Mr. Arnault said that the brand’s output was increasing, but of greater significance was the changing profile of customers. “Ten years ago, the core focus was the customer who had one watch in his lifetime, maybe two, and one of the two had to be a TAG Heuer,” he said. “And yes, it’s true there’s less of this customer, but the collector customer base profile has grown a lot in the past 10 years. There are a lot more people collecting watches and now this is taking a much bigger share in our customers.”
Some industry executives are concerned about recent trends. “Everyone is growing, raising prices two or three times a year, but the exercise is very slippery,” said Davide Cerrato, chief executive of the British watch company Bremont. “It’s very easy to go above a psychological level and lose contact with your customer.”

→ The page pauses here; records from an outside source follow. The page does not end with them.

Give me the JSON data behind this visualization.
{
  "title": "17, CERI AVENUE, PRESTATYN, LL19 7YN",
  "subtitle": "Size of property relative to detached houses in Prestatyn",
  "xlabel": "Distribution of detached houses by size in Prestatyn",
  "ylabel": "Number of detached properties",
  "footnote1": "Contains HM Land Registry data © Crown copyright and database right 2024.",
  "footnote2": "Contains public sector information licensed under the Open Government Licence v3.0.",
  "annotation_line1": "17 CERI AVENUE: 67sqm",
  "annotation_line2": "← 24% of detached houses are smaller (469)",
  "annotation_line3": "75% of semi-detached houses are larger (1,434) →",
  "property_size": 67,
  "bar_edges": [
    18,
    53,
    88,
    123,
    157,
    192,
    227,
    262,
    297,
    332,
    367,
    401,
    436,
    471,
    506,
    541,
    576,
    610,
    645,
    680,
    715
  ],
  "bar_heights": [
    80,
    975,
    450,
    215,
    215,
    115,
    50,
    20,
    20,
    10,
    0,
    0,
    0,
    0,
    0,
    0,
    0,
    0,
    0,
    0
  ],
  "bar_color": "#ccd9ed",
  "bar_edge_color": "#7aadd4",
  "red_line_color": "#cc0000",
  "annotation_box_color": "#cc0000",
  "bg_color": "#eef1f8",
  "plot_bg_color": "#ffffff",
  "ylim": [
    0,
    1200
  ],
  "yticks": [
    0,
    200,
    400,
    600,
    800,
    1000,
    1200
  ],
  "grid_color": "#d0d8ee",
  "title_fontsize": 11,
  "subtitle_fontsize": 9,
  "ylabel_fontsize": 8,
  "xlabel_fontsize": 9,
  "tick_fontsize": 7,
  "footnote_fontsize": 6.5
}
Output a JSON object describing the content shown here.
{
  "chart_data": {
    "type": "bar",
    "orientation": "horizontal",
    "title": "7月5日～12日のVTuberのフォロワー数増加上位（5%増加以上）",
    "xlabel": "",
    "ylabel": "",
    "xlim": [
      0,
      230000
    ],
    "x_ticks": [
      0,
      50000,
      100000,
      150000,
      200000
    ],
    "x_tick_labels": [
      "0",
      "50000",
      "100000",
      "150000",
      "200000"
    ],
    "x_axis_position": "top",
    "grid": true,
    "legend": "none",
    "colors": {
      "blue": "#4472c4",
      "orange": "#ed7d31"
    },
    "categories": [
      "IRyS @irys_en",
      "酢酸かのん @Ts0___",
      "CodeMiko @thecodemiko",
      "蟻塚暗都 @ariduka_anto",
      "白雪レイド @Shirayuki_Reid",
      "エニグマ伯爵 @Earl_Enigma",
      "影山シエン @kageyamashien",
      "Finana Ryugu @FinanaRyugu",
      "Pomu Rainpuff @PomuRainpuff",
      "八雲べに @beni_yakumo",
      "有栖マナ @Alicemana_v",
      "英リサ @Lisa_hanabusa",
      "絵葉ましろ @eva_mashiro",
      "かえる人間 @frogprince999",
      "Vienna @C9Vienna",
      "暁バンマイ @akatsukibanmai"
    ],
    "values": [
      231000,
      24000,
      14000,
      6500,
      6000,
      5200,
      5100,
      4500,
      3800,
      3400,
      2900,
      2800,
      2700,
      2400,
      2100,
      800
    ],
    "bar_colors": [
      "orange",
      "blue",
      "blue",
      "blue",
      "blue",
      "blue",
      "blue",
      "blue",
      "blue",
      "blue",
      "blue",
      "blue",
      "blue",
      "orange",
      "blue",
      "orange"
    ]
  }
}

Mr. Cerrato, who joined Bremont in May, made his name at Tudor as its head of marketing, design and product development in the early 2010s when the brand was revived after a long period in the doldrums. He said Tudor had appealed to consumers by appearing to offer better value at a lower price than some of its competitors — and that he intended to do the same at Bremont next year by introducing a model that would cost less than the brand’s current entry-price watch, the $3,445 Broadsword.
Between the pricing changes and the increased competition, “there has been an earthquake” in the Swiss watch industry, he said. “Many customers are now buying something else and I don’t see any way they will come back.”
But Mr. Cerrato and Mr. Arnault of TAG Heuer said that a decline in the public’s appetite for premium watches with a retail price of 1,000 to 3,000 Swiss francs had been exaggerated. “There’s this belief that at that price, volumes are going down,” Mr. Arnault said. “But it’s not what we’re seeing. We’re gaining market share on our competitors. It’s the leaders that are winning.”
Analysts said the trend for declining volumes and increasing prices were a kind of continuous cycle. “The growth opportunities come from providing very special products to the very top of the social pyramid,” Luca Solca, a luxury analyst at Sanford C. Bernstein in Switzerland, wrote in an email.
Mr. Solca said similar patterns have been occurring across the luxury sector, particularly in high jewelry. “At the root cause of this is income and wealth inequality, exacerbated by rich consumers getting out of the pandemic with a sigh of relief and a willingness to spend — no matter what,” he wrote.
As long as quality remains high, the watch industry outlook is positive, Mr. Müller of LuxeConsult wrote. “The long-term analysis remains the same, with a strong polarization of the market with the same champion brands, such as Rolex, Audemars Piguet, Patek Philippe and Richard Mille. They are on an unabated path of growth.”
So, for now, value continues to be king.